Anforderungen. Die Qualifikationsverfahren müssen verschiedenen Anforderungen genügen. Grundsätzlich orientieren sie sich an den Zielen und Anforderungen der massgebenden Bildungsverordnung. Sie bewerten und gewichten die mündlichen, schriftlichen und praktischen Teile im Hinblick auf die Besonderheiten des entsprechenden Qualifikationsbereichs und berücksichtigen die Erfahrungsnoten aus Schule und Praxis. Die gewählten Verfahren müssen immer der Zielgruppe angepasst sein und mit einem vertretbaren Aufwand durchgeführt werden können.
Grosser Gestaltungsspielraum. Das Berufsbildungsgesetz aus dem Jahr 2002 bietet einen grossen Gestaltungsspielraum für die Beurteilung der jeweils geforderten beruflichen Handlungskompetenzen. Es gibt verschiedene Möglichkeiten die erworbenen Qualifikationen zu bewerten:
- Schriftliche und mündliche Prüfungen. Eignen sich vor allem zum Abfragen von Wissen und theoretischen Grundlagen. Angepasste Aufgabenstellungen ermöglichen auch komplexere Aufträge (Problemlösung).
- Praktische Arbeiten. Eignen sich zum Überprüfen von Handlungskompetenzen sowie zum Umsetzen von theoretischen Grundlagen und theoretischem Prozesswissen.
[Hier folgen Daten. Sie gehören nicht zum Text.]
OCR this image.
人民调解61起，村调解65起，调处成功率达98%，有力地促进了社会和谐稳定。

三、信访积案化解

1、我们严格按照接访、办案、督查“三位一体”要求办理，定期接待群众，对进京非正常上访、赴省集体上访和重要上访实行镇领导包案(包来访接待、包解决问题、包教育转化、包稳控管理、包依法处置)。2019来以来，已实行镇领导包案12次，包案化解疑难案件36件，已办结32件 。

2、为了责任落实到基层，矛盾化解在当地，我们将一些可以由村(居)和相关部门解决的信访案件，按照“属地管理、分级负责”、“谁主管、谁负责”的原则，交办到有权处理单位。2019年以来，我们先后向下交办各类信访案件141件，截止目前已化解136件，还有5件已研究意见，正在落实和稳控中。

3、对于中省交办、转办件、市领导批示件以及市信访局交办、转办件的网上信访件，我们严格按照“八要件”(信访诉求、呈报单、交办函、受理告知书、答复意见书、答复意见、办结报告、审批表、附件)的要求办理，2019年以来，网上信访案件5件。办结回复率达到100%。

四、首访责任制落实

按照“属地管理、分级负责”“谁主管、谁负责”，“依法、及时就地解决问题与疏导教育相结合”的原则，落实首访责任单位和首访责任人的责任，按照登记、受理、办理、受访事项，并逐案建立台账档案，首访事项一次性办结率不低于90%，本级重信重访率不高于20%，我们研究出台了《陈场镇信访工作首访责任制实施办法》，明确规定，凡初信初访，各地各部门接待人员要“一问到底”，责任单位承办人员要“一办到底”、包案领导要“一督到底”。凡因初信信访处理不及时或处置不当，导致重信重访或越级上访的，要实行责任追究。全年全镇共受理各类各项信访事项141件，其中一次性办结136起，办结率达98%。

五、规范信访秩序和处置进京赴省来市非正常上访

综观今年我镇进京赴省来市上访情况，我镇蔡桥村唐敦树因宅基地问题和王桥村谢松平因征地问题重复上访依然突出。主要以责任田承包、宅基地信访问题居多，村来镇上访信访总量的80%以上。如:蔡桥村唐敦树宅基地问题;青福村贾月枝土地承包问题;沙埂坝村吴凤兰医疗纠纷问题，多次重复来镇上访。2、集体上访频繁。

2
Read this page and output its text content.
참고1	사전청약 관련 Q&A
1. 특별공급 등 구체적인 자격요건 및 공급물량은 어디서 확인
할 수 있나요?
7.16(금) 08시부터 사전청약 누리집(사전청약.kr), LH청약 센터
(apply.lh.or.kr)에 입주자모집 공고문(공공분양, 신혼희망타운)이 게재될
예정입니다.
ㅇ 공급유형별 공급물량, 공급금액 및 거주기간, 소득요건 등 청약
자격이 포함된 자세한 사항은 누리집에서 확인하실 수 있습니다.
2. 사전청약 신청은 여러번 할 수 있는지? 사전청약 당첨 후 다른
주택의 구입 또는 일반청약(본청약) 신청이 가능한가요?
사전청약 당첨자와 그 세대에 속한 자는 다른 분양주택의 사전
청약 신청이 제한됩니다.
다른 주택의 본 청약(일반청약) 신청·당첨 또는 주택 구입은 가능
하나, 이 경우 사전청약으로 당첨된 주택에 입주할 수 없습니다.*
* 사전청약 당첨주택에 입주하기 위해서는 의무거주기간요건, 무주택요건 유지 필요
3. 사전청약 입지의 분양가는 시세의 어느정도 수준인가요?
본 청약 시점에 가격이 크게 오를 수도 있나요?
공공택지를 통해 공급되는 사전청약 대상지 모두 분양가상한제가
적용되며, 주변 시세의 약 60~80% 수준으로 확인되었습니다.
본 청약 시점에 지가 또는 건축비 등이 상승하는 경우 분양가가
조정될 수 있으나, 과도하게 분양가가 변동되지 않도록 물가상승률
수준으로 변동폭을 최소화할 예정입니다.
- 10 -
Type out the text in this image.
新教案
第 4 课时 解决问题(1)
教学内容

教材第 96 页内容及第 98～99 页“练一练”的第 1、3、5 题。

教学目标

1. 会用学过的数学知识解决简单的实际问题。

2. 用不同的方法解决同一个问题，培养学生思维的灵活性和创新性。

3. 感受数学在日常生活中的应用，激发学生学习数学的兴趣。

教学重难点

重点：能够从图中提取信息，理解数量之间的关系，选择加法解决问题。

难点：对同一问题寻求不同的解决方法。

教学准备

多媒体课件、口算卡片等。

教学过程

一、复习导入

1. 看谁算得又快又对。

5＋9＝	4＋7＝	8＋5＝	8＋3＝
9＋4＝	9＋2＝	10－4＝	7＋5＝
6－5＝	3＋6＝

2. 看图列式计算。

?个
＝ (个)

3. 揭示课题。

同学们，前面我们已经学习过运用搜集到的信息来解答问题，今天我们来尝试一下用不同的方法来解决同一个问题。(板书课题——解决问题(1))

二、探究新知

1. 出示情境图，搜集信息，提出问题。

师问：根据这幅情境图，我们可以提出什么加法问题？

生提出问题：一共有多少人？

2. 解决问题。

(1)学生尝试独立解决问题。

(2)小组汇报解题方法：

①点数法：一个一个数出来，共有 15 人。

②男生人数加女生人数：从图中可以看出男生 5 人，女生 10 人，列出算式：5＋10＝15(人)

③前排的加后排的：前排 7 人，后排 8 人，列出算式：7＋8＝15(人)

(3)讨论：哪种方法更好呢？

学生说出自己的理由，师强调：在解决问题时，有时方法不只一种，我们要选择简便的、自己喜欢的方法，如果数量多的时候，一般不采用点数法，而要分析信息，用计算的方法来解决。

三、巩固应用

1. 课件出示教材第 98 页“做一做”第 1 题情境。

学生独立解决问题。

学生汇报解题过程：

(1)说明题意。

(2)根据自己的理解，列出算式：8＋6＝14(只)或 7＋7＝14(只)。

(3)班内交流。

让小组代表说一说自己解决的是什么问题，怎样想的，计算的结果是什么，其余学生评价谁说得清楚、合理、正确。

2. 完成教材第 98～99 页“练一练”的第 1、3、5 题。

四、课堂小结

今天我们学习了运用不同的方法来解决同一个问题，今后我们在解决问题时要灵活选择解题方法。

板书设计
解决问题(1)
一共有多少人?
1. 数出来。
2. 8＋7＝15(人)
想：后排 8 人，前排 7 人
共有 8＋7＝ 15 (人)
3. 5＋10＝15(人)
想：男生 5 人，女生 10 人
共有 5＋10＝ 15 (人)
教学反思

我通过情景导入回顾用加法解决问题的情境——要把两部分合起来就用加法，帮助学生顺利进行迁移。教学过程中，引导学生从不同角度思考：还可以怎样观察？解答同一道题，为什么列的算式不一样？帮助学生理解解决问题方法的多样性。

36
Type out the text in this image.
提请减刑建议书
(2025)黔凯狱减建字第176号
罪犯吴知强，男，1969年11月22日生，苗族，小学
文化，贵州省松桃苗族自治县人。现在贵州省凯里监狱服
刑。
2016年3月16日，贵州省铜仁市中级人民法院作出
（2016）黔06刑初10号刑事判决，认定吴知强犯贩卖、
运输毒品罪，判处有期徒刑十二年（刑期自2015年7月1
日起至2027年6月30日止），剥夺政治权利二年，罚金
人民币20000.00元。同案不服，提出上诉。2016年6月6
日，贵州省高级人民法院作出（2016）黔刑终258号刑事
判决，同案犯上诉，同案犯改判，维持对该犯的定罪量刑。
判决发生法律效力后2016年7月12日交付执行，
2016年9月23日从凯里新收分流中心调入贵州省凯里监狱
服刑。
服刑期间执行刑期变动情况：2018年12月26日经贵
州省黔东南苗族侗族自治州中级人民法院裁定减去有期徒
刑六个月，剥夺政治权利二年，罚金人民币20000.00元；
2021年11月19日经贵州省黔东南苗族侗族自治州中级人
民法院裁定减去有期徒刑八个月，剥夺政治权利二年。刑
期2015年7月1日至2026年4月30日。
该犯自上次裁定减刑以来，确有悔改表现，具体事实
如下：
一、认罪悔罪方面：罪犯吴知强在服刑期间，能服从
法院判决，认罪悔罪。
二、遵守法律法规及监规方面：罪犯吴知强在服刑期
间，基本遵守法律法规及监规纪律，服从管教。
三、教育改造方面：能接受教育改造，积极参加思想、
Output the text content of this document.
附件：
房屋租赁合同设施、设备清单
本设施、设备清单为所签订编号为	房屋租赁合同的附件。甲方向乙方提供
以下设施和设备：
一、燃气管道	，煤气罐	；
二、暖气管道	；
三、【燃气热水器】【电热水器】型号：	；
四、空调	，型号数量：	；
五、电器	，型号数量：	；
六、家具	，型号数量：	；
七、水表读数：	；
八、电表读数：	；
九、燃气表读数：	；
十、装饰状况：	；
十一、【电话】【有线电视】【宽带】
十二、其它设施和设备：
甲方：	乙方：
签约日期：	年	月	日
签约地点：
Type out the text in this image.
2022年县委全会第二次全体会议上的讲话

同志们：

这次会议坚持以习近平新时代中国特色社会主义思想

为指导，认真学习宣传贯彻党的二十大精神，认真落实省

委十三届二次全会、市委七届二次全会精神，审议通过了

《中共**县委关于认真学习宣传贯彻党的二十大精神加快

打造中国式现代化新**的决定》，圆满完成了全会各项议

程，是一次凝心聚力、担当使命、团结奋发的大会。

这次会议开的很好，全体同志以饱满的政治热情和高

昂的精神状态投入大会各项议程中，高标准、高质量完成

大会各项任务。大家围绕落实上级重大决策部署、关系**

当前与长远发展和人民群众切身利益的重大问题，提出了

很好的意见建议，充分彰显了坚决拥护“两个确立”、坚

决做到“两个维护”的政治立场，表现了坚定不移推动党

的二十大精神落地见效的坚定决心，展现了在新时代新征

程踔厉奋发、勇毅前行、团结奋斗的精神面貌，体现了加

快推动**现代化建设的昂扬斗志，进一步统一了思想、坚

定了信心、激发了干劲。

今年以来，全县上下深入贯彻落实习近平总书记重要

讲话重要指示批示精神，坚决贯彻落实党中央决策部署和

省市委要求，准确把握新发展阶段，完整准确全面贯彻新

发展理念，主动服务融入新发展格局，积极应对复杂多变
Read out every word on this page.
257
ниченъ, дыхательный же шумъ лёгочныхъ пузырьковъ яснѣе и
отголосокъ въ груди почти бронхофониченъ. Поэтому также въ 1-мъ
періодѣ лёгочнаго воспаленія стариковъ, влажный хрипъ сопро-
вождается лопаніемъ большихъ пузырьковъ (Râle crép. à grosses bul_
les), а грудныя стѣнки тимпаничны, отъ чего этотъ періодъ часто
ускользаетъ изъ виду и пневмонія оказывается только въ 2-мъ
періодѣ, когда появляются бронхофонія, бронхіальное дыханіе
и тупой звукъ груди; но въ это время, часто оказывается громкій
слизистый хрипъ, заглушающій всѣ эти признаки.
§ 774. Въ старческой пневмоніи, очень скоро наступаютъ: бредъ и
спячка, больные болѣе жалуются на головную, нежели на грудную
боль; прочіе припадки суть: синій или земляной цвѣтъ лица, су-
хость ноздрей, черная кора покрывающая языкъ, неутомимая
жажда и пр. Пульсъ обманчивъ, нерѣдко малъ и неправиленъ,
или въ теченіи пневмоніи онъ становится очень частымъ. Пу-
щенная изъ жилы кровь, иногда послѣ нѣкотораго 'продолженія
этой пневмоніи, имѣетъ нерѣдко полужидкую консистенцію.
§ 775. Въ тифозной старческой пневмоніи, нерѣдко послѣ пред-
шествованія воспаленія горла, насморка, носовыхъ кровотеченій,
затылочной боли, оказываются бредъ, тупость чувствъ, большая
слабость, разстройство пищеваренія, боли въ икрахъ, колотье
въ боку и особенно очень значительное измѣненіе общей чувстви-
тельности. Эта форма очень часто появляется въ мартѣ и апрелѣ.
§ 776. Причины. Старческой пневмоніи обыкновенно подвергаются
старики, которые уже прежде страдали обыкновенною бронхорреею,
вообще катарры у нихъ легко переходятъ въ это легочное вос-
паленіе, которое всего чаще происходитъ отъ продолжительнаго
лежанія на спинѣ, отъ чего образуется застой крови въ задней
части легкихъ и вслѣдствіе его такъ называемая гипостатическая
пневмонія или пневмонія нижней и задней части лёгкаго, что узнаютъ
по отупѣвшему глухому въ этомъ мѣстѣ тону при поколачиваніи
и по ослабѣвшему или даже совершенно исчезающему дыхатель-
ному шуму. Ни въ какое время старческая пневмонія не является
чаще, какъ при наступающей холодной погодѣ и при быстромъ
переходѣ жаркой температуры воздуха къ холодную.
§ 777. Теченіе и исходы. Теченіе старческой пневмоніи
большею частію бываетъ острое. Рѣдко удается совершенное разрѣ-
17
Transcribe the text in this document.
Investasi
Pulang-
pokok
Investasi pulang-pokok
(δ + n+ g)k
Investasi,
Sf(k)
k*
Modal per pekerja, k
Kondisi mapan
- Erfahrungsnote. Ergibt sich aus dem arithmetischen Mittel der in der jeweiligen Bildungsverordnung festgelegten Anzahl von Noten und bildet eine Position bei der Berechnung der Gesamtergebnisse. Die Erfahrungsnoten widerspiegeln die Leistungen nicht nur zu einem bestimmten Zeitpunkt, sondern über einen längeren Zeitraum und werden damit dem Lernfortschritt gerecht. Erfahrungsnoten können in allen Lernorten (Lehrbetrieb, Berufsfachschule, überbetriebliches Kurszentrum) ermittelt werden.
- Kombinierte Verfahren. Eignen sich zum Überprüfen von Handlungskompetenzen, von individuellen Lernleistungen und -fortschritten sowie zum Überprüfen der Anwendung von Grundlagenwissen und Prozesswissen. Beispiele:
• Individuelle praktische Arbeit (IPA)
• Vorgegebene praktische Arbeit (VPA)
• Vertiefungsarbeiten
• Fachgespräch
Bei allen Formen müssen die vier Gütekriterien berücksichtigt werden:
- Gültigkeit. Das Wissen und die Fähigkeiten, die bei den Lernenden überprüft werden, müssen den Zielen und Anforderungen entsprechen, d.h., dass nur schulischer Stoff und praktische Fertigkeiten geprüft werden, die auch tatsächlich vermittelt wurden.
- Zuverlässigkeit. Prüfungen müssen fehlerfrei bewertet werden können. Es dürfen keine Messfehler auftreten, die das Prüfungsergebnis und somit die Bewertung der Prüfung verfälschen können. Für alle Kandidatinnen und Kandidaten sollen bei der Durchführung, Auswertung und Interpretation der Prüfung möglichst gleiche Bedingungen herrschen.
- Chancengleichheit. Die Prüfung soll sich in Form und Inhalt an den Lernbedingungen orientieren, die für die Lernenden auch während der beruflichen Grundbildung gegeben waren. Dazu werden schulische bzw. betriebliche Lernbedingungen gezählt (Lehr- und Arbeitsmittel, Lehrpersonen, Berufsbildungsverantwortliche etc.).
- Ökonomie. Für die Durchführung und Auswertung einer Prüfung sollten sich Zeitaufwand und Materialverbrauch in einem vernünftigen Rahmen bewegen.